Outputs: under `result/group_level_eval/histograms/`

```
barhist_human_tweet1_vs_tweet3.svg
barhist_human_tweet1_vs_tweet3_pub.svg
barhist_human_initial_vs_post_stance.svg
barhist_human_initial_vs_post_stance_pub.svg
barhist_llm_tweet1_vs_tweet3.svg
barhist_llm_tweet1_vs_tweet3_pub.svg
barhist_llm_initial_vs_post_stance.svg
barhist_llm_initial_vs_post_stance_pub.svg
barhist_diff_tweet3_minus_tweet1_stance.svg
barhist_diff_tweet3_minus_tweet1_stance_pub.svg
barhist_diff_post_minus_initial_stance.svg
barhist_diff_post_minus_initial_stance_pub.svg
barhist_human_initial_vs_post_slider.svg
barhist_human_initial_vs_post_slider_pub.svg
barhist_llm_initial_vs_post_slider.svg
barhist_llm_initial_vs_post_slider_pub.svg
barhist_diff_post_minus_initial_slider.svg
barhist_diff_post_minus_initial_slider_pub.svg

```

### 10. `generate_histogram_summary.py`

This script assembles two DOCX summaries that tile the grouped bar-histograms (from Step 9) into a 1×3 layout per group: Human | LLM | Δ for Slider, Stance, and Tweet.
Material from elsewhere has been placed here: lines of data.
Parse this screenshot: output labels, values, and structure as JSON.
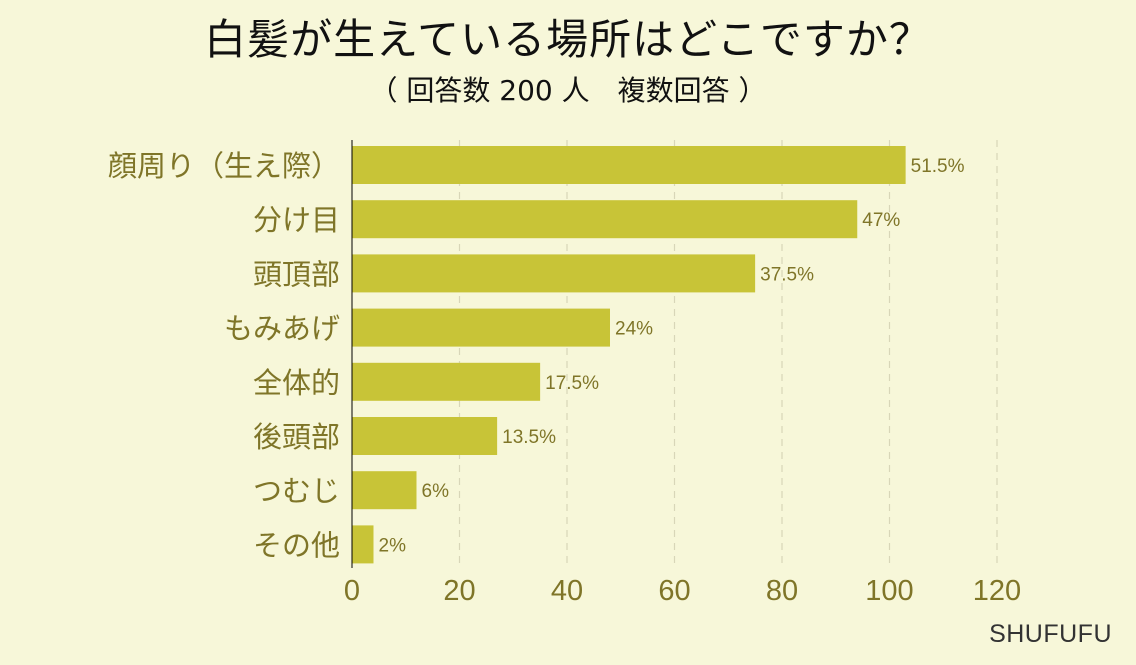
{
  "title": "白髪が生えている場所はどこですか？",
  "subtitle": "（ 回答数 200 人　複数回答 ）",
  "credit": "SHUFUFU",
  "colors": {
    "background": "#F7F7D9",
    "bar": "#C8C437",
    "label": "#7F7528",
    "grid": "#D8D6B8"
  },
  "chart_data": {
    "type": "bar",
    "orientation": "horizontal",
    "title": "白髪が生えている場所はどこですか？",
    "subtitle": "（ 回答数 200 人　複数回答 ）",
    "categories": [
      "顔周り（生え際）",
      "分け目",
      "頭頂部",
      "もみあげ",
      "全体的",
      "後頭部",
      "つむじ",
      "その他"
    ],
    "values": [
      103,
      94,
      75,
      48,
      35,
      27,
      12,
      4
    ],
    "value_labels": [
      "51.5%",
      "47%",
      "37.5%",
      "24%",
      "17.5%",
      "13.5%",
      "6%",
      "2%"
    ],
    "xlim": [
      0,
      120
    ],
    "xticks": [
      "0",
      "20",
      "40",
      "60",
      "80",
      "100",
      "120"
    ],
    "grid": true
  }
}
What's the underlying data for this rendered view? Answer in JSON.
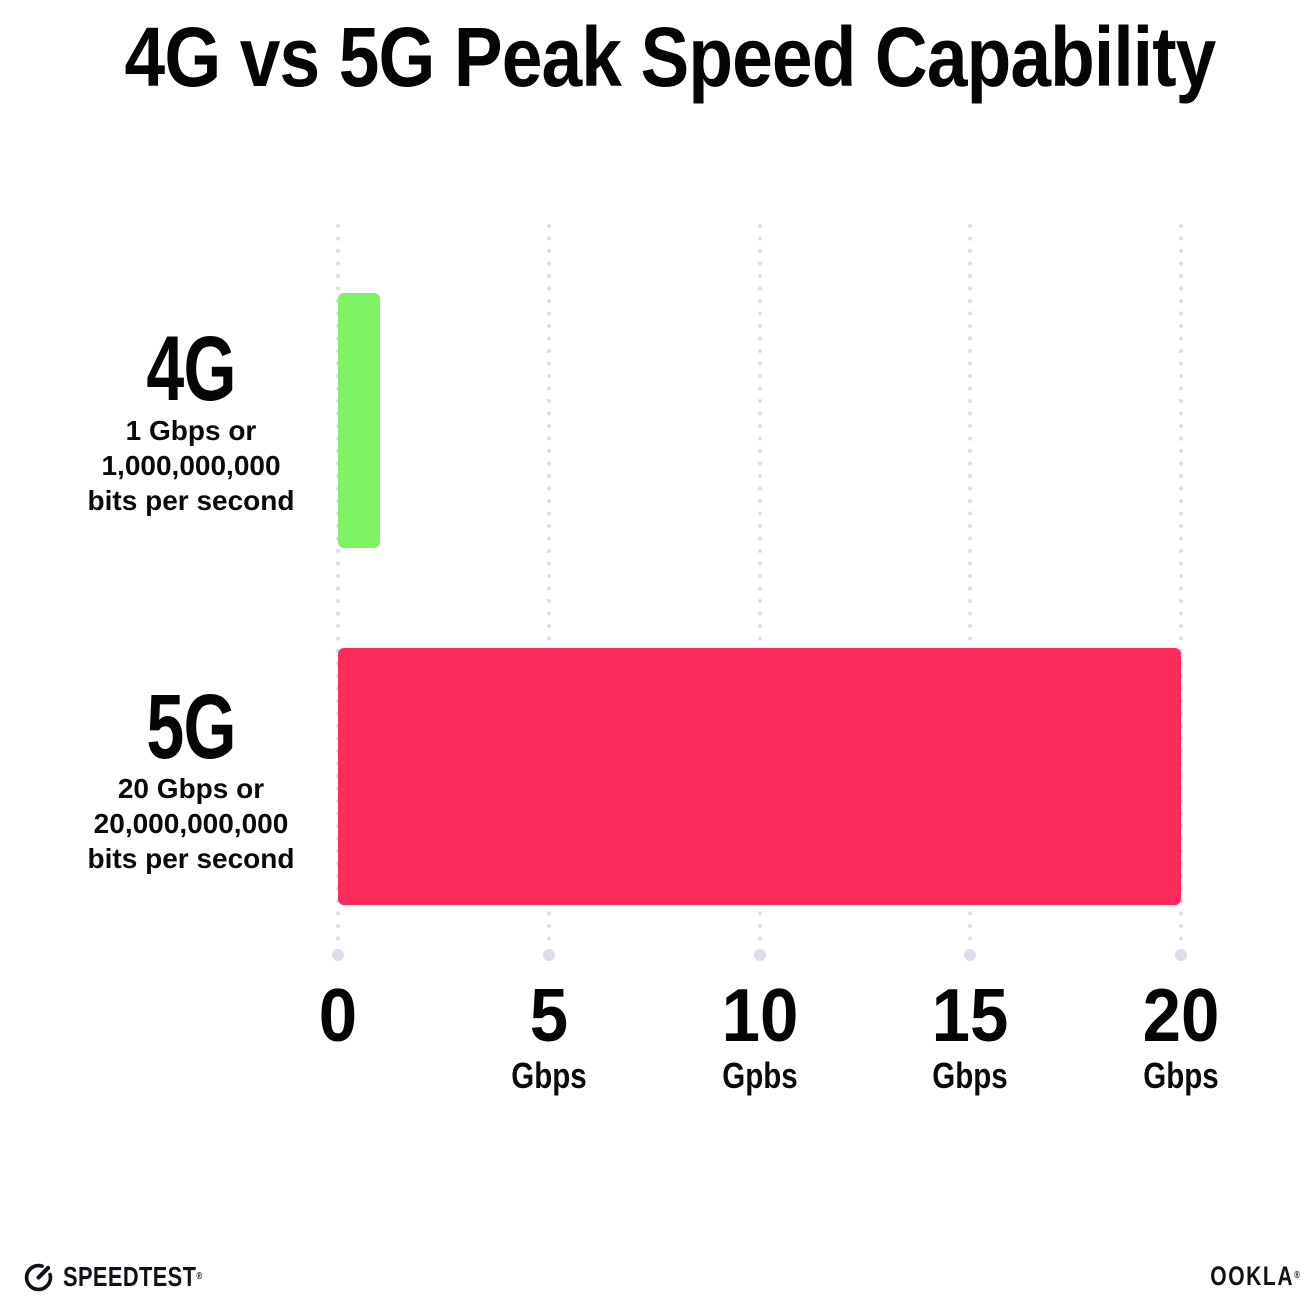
{
  "chart_data": {
    "type": "bar",
    "orientation": "horizontal",
    "title": "4G vs 5G Peak Speed Capability",
    "categories": [
      "4G",
      "5G"
    ],
    "values": [
      1,
      20
    ],
    "bar_colors": [
      "#7DF363",
      "#FC2D5C"
    ],
    "category_sublabels": [
      [
        "1 Gbps or",
        "1,000,000,000",
        "bits per second"
      ],
      [
        "20 Gbps or",
        "20,000,000,000",
        "bits per second"
      ]
    ],
    "xlim": [
      0,
      20
    ],
    "x_ticks": [
      {
        "value": "0",
        "unit": ""
      },
      {
        "value": "5",
        "unit": "Gbps"
      },
      {
        "value": "10",
        "unit": "Gpbs"
      },
      {
        "value": "15",
        "unit": "Gbps"
      },
      {
        "value": "20",
        "unit": "Gbps"
      }
    ],
    "grid": "vertical-dotted",
    "legend": "none"
  },
  "footer": {
    "speedtest_label": "SPEEDTEST",
    "speedtest_trademark": "®",
    "ookla_label": "OOKLA",
    "ookla_trademark": "®"
  },
  "colors": {
    "background": "#FFFFFF",
    "text": "#0A0A0A",
    "grid_dot": "#DBDDE8",
    "bar_4g": "#7DF363",
    "bar_5g": "#FC2D5C"
  }
}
Handles both regular and publication variants.

Inputs:
- SVGs from `result/group_level_eval/histograms/` (produced by `draw_histogram.py`):

- Slider:
    - `barhist_human_initial_vs_post_slider.svg`
    - `barhist_llm_initial_vs_post_slider.svg`
    - `barhist_diff_post_minus_initial_slider.svg`
- Stance (Initial↔Post):
    - `barhist_human_initial_vs_post_stance.svg`
    - `barhist_llm_initial_vs_post_stance.svg`
    - `barhist_diff_post_minus_initial_stance.svg`
- Tweet (Tweet1↔Tweet3):
    - `barhist_human_tweet1_vs_tweet3.svg`
    - `barhist_llm_tweet1_vs_tweet3.svg`
    - `barhist_diff_tweet3_minus_tweet1_stance.svg`
- Publication doc uses the `*_pub.svg` counterparts.